Aprender e guardar para você mesmo não tem graça. A gente não tem outro caminho senão integrar, diminuir as diferenças. Se a gente não diminuir as diferenças, se não incluirmos a diversidade como saberes, vai todo mundo para o mesmo buraco.

A gente começou a olhar para esses saberes ancestrais, dessa forma de não fazer interferências. O benefício de ressignificar esses saberes não para eles simplesmente virarem livros nas estantes, mas como autonomia para a própria comunidade.

DESIGN ESSENCIAL

Olhar para as pessoas que vivem em Ivaporunduva elevando a sabedoria deles, o conhecimento deles, trouxe muita inspiração.

Fomos 30 alunos curiosos, durante quatro dias, depois de um semestre de aulas teóricas. Foi um curso de extensão da Faculdade Belas Artes chamado Design Essencial. Tivemos mestres quilombolas, indígenas, que foram professores. Fomos visitar uma aldeia tupi guarani em Parelheiros.

A metodologia se inicia na empatia, imaginar que o problema do outro é teu problema. Você se coloca no papel do outro e não se separa disso. Inicia-se uma transformação também muito pessoal.

A proposta é de nos abrirmos para o outro, de desconstruirmos alguns estereótipos e crenças limitantes que carregamos, como a de acreditar que o Brasil é um país pobre ou que comunidades quilombolas têm baixo Índice de Desenvolvimento Humano.

Isso é uma métrica absolutamente equivocada, nesses lugares o que tem é desenvolvimento humano. A necessidade da comunidade não é só gerar renda, nem preservar cultura, mas é juntar todas essas partes.

A partir desse processo foi nascendo uma forma de fazer, de se relacionar com as comunidades, com esses saberes e a gente foi colocando em prática e nasceu a metodologia.

CONSTRUÇÃO E TRANSFORMAÇÃO

No segundo dia, fomos em busca dos valores, das belezas e patrimônios materiais e imateriais de lá.
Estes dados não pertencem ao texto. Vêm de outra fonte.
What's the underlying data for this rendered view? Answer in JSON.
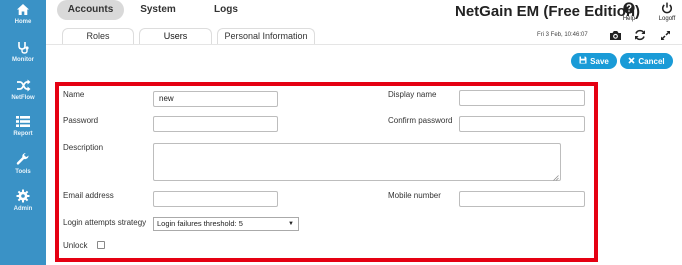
{
  "sidebar": {
    "items": [
      {
        "label": "Home",
        "icon": "home-icon"
      },
      {
        "label": "Monitor",
        "icon": "stethoscope-icon"
      },
      {
        "label": "NetFlow",
        "icon": "shuffle-icon"
      },
      {
        "label": "Report",
        "icon": "list-icon"
      },
      {
        "label": "Tools",
        "icon": "wrench-icon"
      },
      {
        "label": "Admin",
        "icon": "gear-icon"
      }
    ],
    "background": "#3a92c6"
  },
  "header": {
    "tabs": [
      {
        "label": "Accounts",
        "active": true
      },
      {
        "label": "System",
        "active": false
      },
      {
        "label": "Logs",
        "active": false
      }
    ],
    "app_title": "NetGain EM (Free Edition)",
    "help_label": "Help",
    "logoff_label": "Logoff"
  },
  "subtabs": [
    {
      "label": "Roles",
      "active": false
    },
    {
      "label": "Users",
      "active": true
    },
    {
      "label": "Personal Information",
      "active": false
    }
  ],
  "toolbar": {
    "datetime": "Fri 3 Feb, 10:46:07",
    "icons": [
      "camera-icon",
      "refresh-icon",
      "expand-icon"
    ]
  },
  "actions": {
    "save_label": "Save",
    "cancel_label": "Cancel",
    "accent": "#1a9bd7"
  },
  "form": {
    "name_label": "Name",
    "name_value": "new",
    "display_name_label": "Display name",
    "display_name_value": "",
    "password_label": "Password",
    "password_value": "",
    "confirm_password_label": "Confirm password",
    "confirm_password_value": "",
    "description_label": "Description",
    "description_value": "",
    "email_label": "Email address",
    "email_value": "",
    "mobile_label": "Mobile number",
    "mobile_value": "",
    "login_attempts_label": "Login attempts strategy",
    "login_attempts_value": "Login failures threshold: 5",
    "unlock_label": "Unlock",
    "unlock_checked": false,
    "highlight_color": "#e50012"
  }
}
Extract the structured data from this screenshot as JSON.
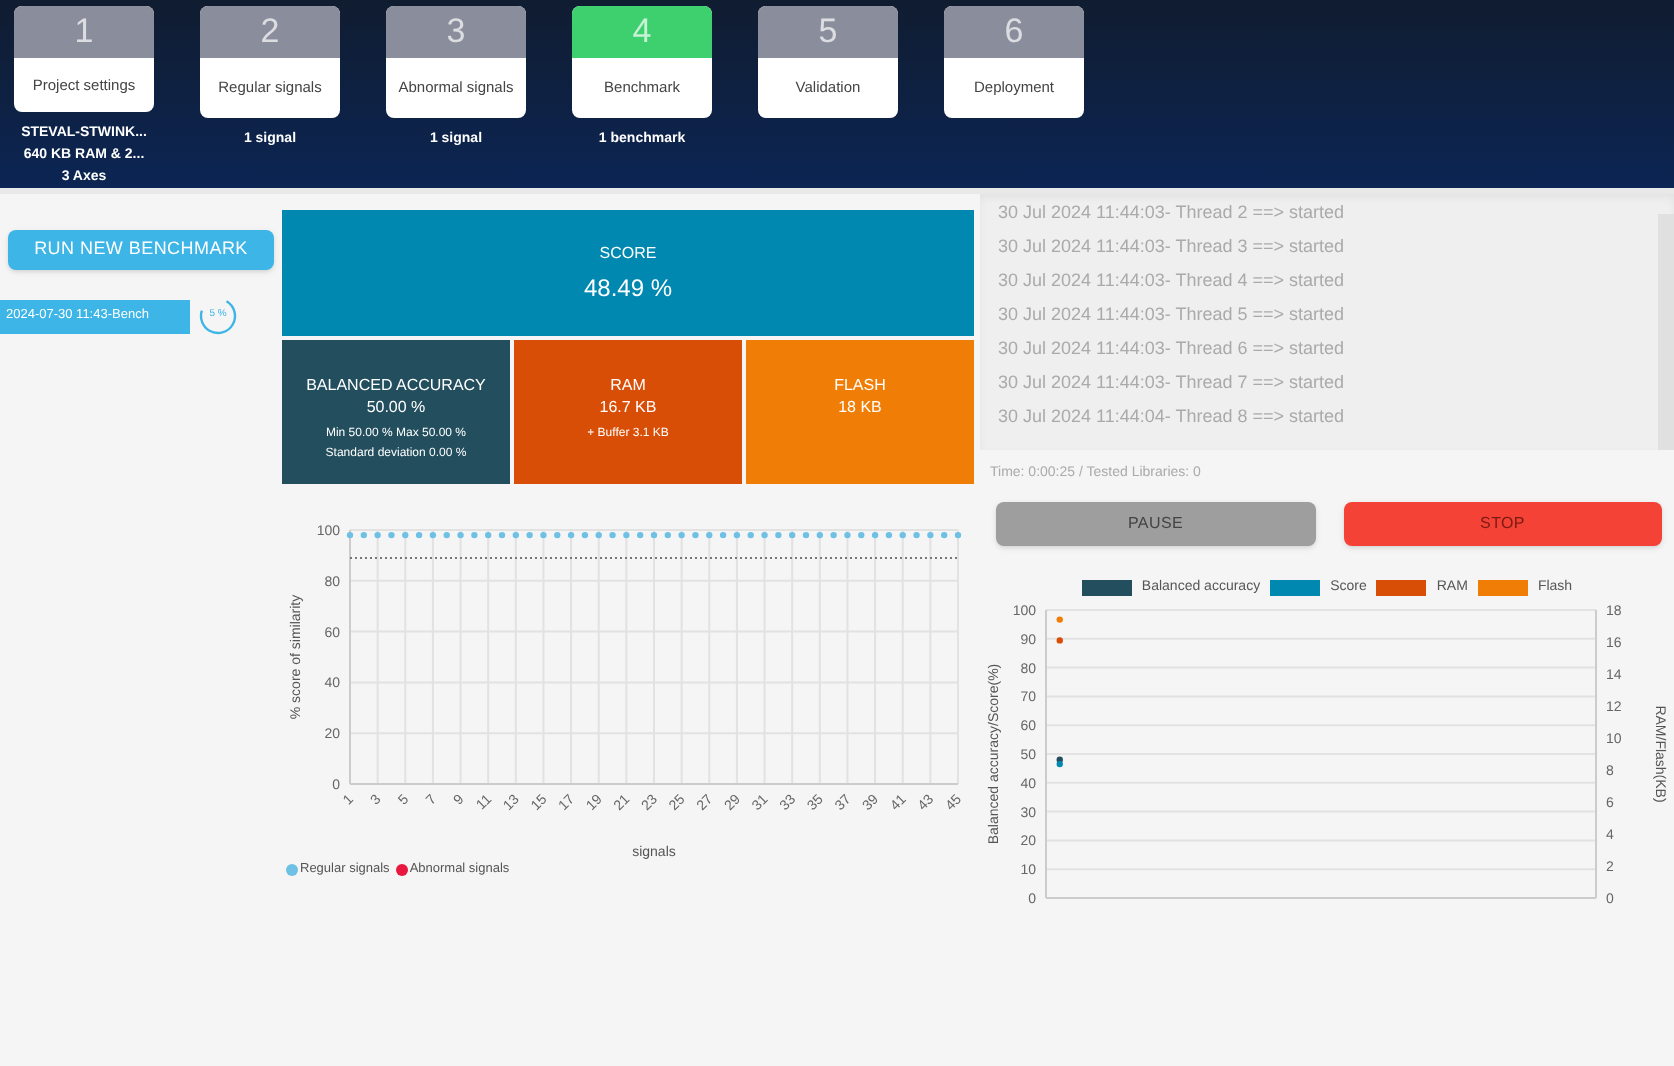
{
  "steps": [
    {
      "number": "1",
      "label": "Project settings",
      "selected": false,
      "captions": [
        "STEVAL-STWINK...",
        "640 KB RAM & 2...",
        "3 Axes"
      ]
    },
    {
      "number": "2",
      "label": "Regular signals",
      "selected": false,
      "captions": [
        "1 signal"
      ]
    },
    {
      "number": "3",
      "label": "Abnormal signals",
      "selected": false,
      "captions": [
        "1 signal"
      ]
    },
    {
      "number": "4",
      "label": "Benchmark",
      "selected": true,
      "captions": [
        "1 benchmark"
      ]
    },
    {
      "number": "5",
      "label": "Validation",
      "selected": false
    },
    {
      "number": "6",
      "label": "Deployment",
      "selected": false
    }
  ],
  "sidebar": {
    "run_button": "RUN NEW BENCHMARK",
    "benchmarks": [
      {
        "name": "2024-07-30 11:43-Bench",
        "progress": "5 %",
        "selected": true
      }
    ]
  },
  "score": {
    "title": "SCORE",
    "value": "48.49 %"
  },
  "metrics": [
    {
      "title": "BALANCED ACCURACY",
      "value": "50.00 %",
      "details": [
        "Min 50.00 % Max 50.00 %",
        "Standard deviation 0.00 %"
      ],
      "color": "#234e5e"
    },
    {
      "title": "RAM",
      "value": "16.7 KB",
      "details": [
        "+ Buffer 3.1 KB"
      ],
      "color": "#d94e06"
    },
    {
      "title": "FLASH",
      "value": "18 KB",
      "color": "#f07e06"
    }
  ],
  "log": {
    "lines": [
      "30 Jul 2024 11:44:03- Thread 2 ==> started",
      "30 Jul 2024 11:44:03- Thread 3 ==> started",
      "30 Jul 2024 11:44:03- Thread 4 ==> started",
      "30 Jul 2024 11:44:03- Thread 5 ==> started",
      "30 Jul 2024 11:44:03- Thread 6 ==> started",
      "30 Jul 2024 11:44:03- Thread 7 ==> started",
      "30 Jul 2024 11:44:04- Thread 8 ==> started"
    ],
    "status": "Time: 0:00:25 / Tested Libraries: 0"
  },
  "buttons": [
    {
      "kind": "pause",
      "label": "PAUSE"
    },
    {
      "kind": "stop",
      "label": "STOP"
    }
  ],
  "similarity_chart": {
    "chart_data": {
      "type": "scatter",
      "xlabel": "signals",
      "ylabel": "% score of similarity",
      "grid": true,
      "x": [
        1,
        2,
        3,
        4,
        5,
        6,
        7,
        8,
        9,
        10,
        11,
        12,
        13,
        14,
        15,
        16,
        17,
        18,
        19,
        20,
        21,
        22,
        23,
        24,
        25,
        26,
        27,
        28,
        29,
        30,
        31,
        32,
        33,
        34,
        35,
        36,
        37,
        38,
        39,
        40,
        41,
        42,
        43,
        44,
        45
      ],
      "xlim": [
        1,
        45
      ],
      "ylim": [
        0,
        100
      ],
      "xticks": [
        1,
        3,
        5,
        7,
        9,
        11,
        13,
        15,
        17,
        19,
        21,
        23,
        25,
        27,
        29,
        31,
        33,
        35,
        37,
        39,
        41,
        43,
        45
      ],
      "yticks": [
        0,
        20,
        40,
        60,
        80,
        100
      ],
      "series": [
        {
          "name": "Regular signals",
          "color": "#6ec1e4",
          "values": [
            98,
            98,
            98,
            98,
            98,
            98,
            98,
            98,
            98,
            98,
            98,
            98,
            98,
            98,
            98,
            98,
            98,
            98,
            98,
            98,
            98,
            98,
            98,
            98,
            98,
            98,
            98,
            98,
            98,
            98,
            98,
            98,
            98,
            98,
            98,
            98,
            98,
            98,
            98,
            98,
            98,
            98,
            98,
            98,
            98
          ]
        },
        {
          "name": "Abnormal signals",
          "color": "#e8173f",
          "values": [
            null,
            null,
            null,
            null,
            null,
            null,
            null,
            null,
            null,
            null,
            null,
            null,
            null,
            null,
            null,
            null,
            null,
            null,
            null,
            null,
            null,
            null,
            null,
            null,
            null,
            null,
            null,
            null,
            null,
            null,
            null,
            null,
            null,
            null,
            null,
            null,
            null,
            null,
            null,
            null,
            null,
            null,
            null,
            null,
            null
          ]
        }
      ],
      "ref_lines": [
        {
          "axis": "y",
          "value": 89
        }
      ]
    }
  },
  "history_chart": {
    "accuracy_axis": {
      "chart_data": {
        "type": "scatter",
        "ylabel": "Balanced accuracy/Score(%)",
        "grid": true,
        "categories": [
          null,
          null,
          null,
          null,
          null,
          null,
          null,
          null,
          null,
          null,
          null,
          null,
          null,
          null,
          null,
          null,
          null,
          null,
          null,
          null
        ],
        "ylim": [
          0,
          100
        ],
        "yticks": [
          0,
          10,
          20,
          30,
          40,
          50,
          60,
          70,
          80,
          90,
          100
        ],
        "series": [
          {
            "name": "Balanced accuracy",
            "color": "#234e5e",
            "values": [
              48,
              null,
              null,
              null,
              null,
              null,
              null,
              null,
              null,
              null,
              null,
              null,
              null,
              null,
              null,
              null,
              null,
              null,
              null,
              null
            ]
          },
          {
            "name": "Score",
            "color": "#0088b0",
            "values": [
              46.5,
              null,
              null,
              null,
              null,
              null,
              null,
              null,
              null,
              null,
              null,
              null,
              null,
              null,
              null,
              null,
              null,
              null,
              null,
              null
            ]
          }
        ]
      }
    },
    "memory_axis": {
      "chart_data": {
        "type": "scatter",
        "ylabel": "RAM/Flash(KB)",
        "categories": [
          null,
          null,
          null,
          null,
          null,
          null,
          null,
          null,
          null,
          null,
          null,
          null,
          null,
          null,
          null,
          null,
          null,
          null,
          null,
          null
        ],
        "ylim": [
          0,
          18
        ],
        "yticks": [
          0,
          2,
          4,
          6,
          8,
          10,
          12,
          14,
          16,
          18
        ],
        "series": [
          {
            "name": "RAM",
            "color": "#d94e06",
            "values": [
              16.1,
              null,
              null,
              null,
              null,
              null,
              null,
              null,
              null,
              null,
              null,
              null,
              null,
              null,
              null,
              null,
              null,
              null,
              null,
              null
            ]
          },
          {
            "name": "Flash",
            "color": "#f07e06",
            "values": [
              17.4,
              null,
              null,
              null,
              null,
              null,
              null,
              null,
              null,
              null,
              null,
              null,
              null,
              null,
              null,
              null,
              null,
              null,
              null,
              null
            ]
          }
        ]
      }
    }
  }
}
Fomos resgatando objetos ancestrais, como cestos e esteiras, recolhemos tudo e ouvimos histórias de cura relacionadas à integração com a natureza, ao entendimento de que somos um ser espiritual fazendo parte da própria natureza. Fizemos uma arqueologia afetiva.

Uma série de coisas como essa foram acontecendo até construirmos juntos uma lembrança, como um legado, para deixar em Ivaporunduva.

Não fizemos um objeto fruto de toda essa investigação, mas sim um espaço ornado, para onde foram levados os saberes quilombolas, e que poderá servir como lugar de encontro de alimentação, de reuniões, de recepção de turistas.

É uma casa tradicional de taipa, com bambu, muito fresca, com muito conforto térmico, com beleza. É importante honrar esse saber de trabalhar com barro, que é o saber de trabalhar com a própria natureza. Construímos um salão de eventos.

Antes guardados, cestos, peneiras, ferramentas de trabalho e balaios foram ressignificados e ganharam espaço nas paredes do ambiente. Quando os quilombolas entraram na casa, sentiram essa vibração de afetividade porque eu acredito que o objeto carrega vida, herança, memórias.

Essa casa ancestral virou um espaço de cura dos saberes, das relações, dos encontros.

Nossos três dias por lá foram como uma universidade que nos transformou profundamente. A importância de olharmos para comunidades como Ivaporunduva hoje é exatamente essa: entrar em contato com um Brasil muito rico de diversidade, natureza e cultura.